Setting up "Port Forward" rules to Perform Scans
If you need to scan particular ports or hosts behind a NATed firewall, you will need to set up port forward rules to scan the systems you need. For example, if you wanted to hit port 21 on an IP such as 192.168.20.77 from your Nessus scanner, the firewall administrator would need to set up this rule for you.
Not all NAT firewalls are the same. Some can only forward ports to one host. Others may be able to forward some ports to one host and other ports to other hosts. If the firewall is being actively used, a firewall administrator may not want to make changes during peek usage,
Placing a Nessus scanner behind an NAT Firewall
When placing a scanner behind a NAT firewall, you'll need to configure a port forward rule from the public IP address to the internal private address. For example, if the public IP address of the firewall was 22.214.171.124 and it had a port forward rule to send port 1241 traffic to 192.168.20.10, your Nessus client would make a TCP connection to 126.96.36.199 on port 1241. This is shown below in the screen shot:
When working with multiple NATed networks, this can get confusing. The firewall with the public IP address of 188.8.131.52 might be serving a network provisioned with a 192.168.20.0/24 networking scheme and another firewall with a public IP address of 184.108.40.206 could also have a 192.168.20.0/24 network behind it. You could configure the same scan that targeted 192.168.20.0/24 but use the scanner behind 220.127.116.11 to scan the first network and use the scanner behind 18.104.22.168 to scan the second.
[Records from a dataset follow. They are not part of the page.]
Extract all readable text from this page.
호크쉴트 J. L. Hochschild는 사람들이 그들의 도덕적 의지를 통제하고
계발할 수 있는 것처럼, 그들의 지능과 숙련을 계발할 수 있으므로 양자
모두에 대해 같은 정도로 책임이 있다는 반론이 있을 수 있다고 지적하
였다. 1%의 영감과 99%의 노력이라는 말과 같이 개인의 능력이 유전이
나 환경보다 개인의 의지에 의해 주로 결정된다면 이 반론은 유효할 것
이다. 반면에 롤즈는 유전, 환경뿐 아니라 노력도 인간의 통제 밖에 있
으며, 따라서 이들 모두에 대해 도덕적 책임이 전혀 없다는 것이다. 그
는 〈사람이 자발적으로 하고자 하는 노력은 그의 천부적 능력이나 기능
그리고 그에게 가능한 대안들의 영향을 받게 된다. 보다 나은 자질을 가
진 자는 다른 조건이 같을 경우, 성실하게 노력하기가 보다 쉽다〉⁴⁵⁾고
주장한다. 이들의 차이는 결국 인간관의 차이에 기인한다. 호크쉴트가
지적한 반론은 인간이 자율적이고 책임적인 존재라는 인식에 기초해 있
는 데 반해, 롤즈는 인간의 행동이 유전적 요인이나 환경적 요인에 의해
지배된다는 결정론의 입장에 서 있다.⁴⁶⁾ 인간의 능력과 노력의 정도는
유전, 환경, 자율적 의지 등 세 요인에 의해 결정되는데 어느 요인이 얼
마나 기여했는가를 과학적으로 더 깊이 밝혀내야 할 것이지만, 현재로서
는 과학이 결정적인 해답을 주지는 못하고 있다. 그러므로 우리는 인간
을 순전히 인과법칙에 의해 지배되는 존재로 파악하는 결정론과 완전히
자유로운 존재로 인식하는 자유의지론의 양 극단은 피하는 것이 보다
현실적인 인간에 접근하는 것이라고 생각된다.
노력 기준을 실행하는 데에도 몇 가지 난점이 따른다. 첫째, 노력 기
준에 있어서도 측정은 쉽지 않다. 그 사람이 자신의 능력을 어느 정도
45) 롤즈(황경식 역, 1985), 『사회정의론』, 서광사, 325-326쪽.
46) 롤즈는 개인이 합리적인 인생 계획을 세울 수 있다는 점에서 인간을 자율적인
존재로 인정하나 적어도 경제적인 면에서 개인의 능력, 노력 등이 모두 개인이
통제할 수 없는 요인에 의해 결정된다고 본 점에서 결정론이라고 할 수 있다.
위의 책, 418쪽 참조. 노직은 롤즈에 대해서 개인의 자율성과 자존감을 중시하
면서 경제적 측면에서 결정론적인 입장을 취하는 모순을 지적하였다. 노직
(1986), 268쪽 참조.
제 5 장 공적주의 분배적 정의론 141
Am I Still Vulnerable behind a firewall?
For the most part, if the person asking this question thinks that firewalls have magical capabilities to protect everyone and everything, then you want to answer an absolute "YES". Technically though, the scan will only audit the open ports that can be seen through the firewall. If credentialed scans can be leveraged, you may be able to understand the patch levels of a variety of client-side tools such as Outlook, Internet Explorer and Mozilla.
Before anyone starts scanning firewalls or scanning hosts through a firewall, they should do a little research and see if there have been any reported issues of port scans, malformed packets, ping sweeps, vulnerability scanners, .etc having performance issues. If many people are using the firewall, causing an interruption can be disruptive to their productivity. Also, if there are any available CPU or load statistics, scanning a firewall that is already under-performing may cause it perform even poorer.